Нужно признать, что большинство ферментов, связанных вместе и ставших частью химеры, стремительно снижают свою активность. Не обошла эта судьба и нашу деаминазу. Биоинженерная конструкция работала очень плохо, поэтому для её совершенствования было проведено множество раундов искусственной эволюции. Для этого учёные вносили различные варианты генов белка-редактора в культуру бактерий, выращиваемых на среде с антибиотиком. При этом у бактерий так же были гены устойчивости к антибиотикам, но они были почти полностью заблокированы однонуклеотидными мутациями. По задумке ушлых учёных — чем активнее работала белковая химера-редактор, тем большее преимущество получала её бактерия-носитель, вновь активируя с её помощью жизненно необходимые гены резистентности к антибиотику. Так, отобрав самые быстро растущие колонии бактерий, из них можно было выделить гены наиболее эффективных белков-редакторов.
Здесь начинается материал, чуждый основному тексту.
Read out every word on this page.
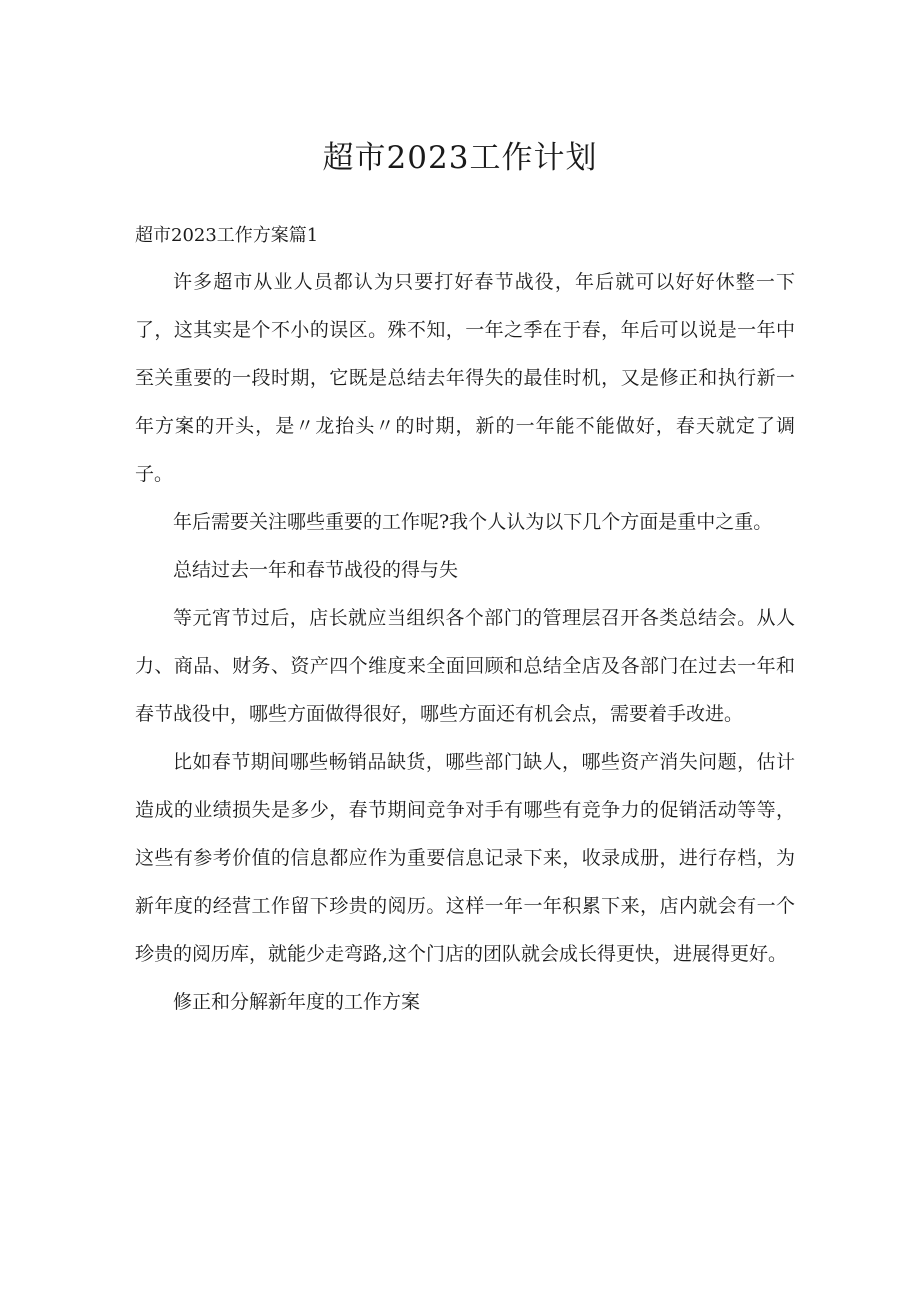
超市2023工作计划

超市2023工作方案篇1

许多超市从业人员都认为只要打好春节战役，年后就可以好好休整一下了，这其实是个不小的误区。殊不知，一年之季在于春，年后可以说是一年中至关重要的一段时期，它既是总结去年得失的最佳时机，又是修正和执行新一年方案的开头，是〃龙抬头〃的时期，新的一年能不能做好，春天就定了调子。

年后需要关注哪些重要的工作呢?我个人认为以下几个方面是重中之重。

总结过去一年和春节战役的得与失

等元宵节过后，店长就应当组织各个部门的管理层召开各类总结会。从人力、商品、财务、资产四个维度来全面回顾和总结全店及各部门在过去一年和春节战役中，哪些方面做得很好，哪些方面还有机会点，需要着手改进。

比如春节期间哪些畅销品缺货，哪些部门缺人，哪些资产消失问题，估计造成的业绩损失是多少，春节期间竞争对手有哪些有竞争力的促销活动等等，这些有参考价值的信息都应作为重要信息记录下来，收录成册，进行存档，为新年度的经营工作留下珍贵的阅历。这样一年一年积累下来，店内就会有一个珍贵的阅历库，就能少走弯路,这个门店的团队就会成长得更快，进展得更好。

修正和分解新年度的工作方案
Таким манером примерно за год неутомимые гарвардские учёные вместе со своими одноклеточными коллегами создали аж несколько десятков белков-редакторов, каждый — со своими особенностями работы. Оставалось лишь выбрать тот, что больше всего подходил для работы на человеческих клетках и проверить его в действии. Это было сделано на культурах клеток человека, в которых полученная система бойко исправляла однонуклеотидные мутации, ответственные за развитие наследственного гемохроматоза и персистенции фетального гемоглобина с эффективностью 28% и 29%. На первый взгляд, эти цифры не слишком впечатляют, даже в сравнении с предыдущими достижениями гарвардской команды. Но главное другое — ни одним из методов не удалось выявить случаев ложного срабатывания редактора. То есть молекулярный механизм оказался ещё и точным — по-видимому, в корректируемые матрицы не была внесена ни одна новая мутация. Всё это говорит о крайней безопасности метода, и делает его предпочтительным для решения медицинских задач, связанных с исправлением точечных генных полиморфизмов.
Так уж получилось, что жизнь может преуспеть лишь постоянно изменяя свою форму. В дикой надежде угадать нужды завтрашнего дня эволюция создаёт тысячи генных вариантов без оглядки на цену, которую, возможно, придётся заплатить их носителям. Единственная нуклеотидная замена в неподходящем месте легко перечеркивает наши планы, здоровье и саму жизнь. Но времена меняются. Прямо сейчас создаются фантастические молекулярные инструменты, которые очень скоро позволят обжаловать даже самые суровые генетические приговоры.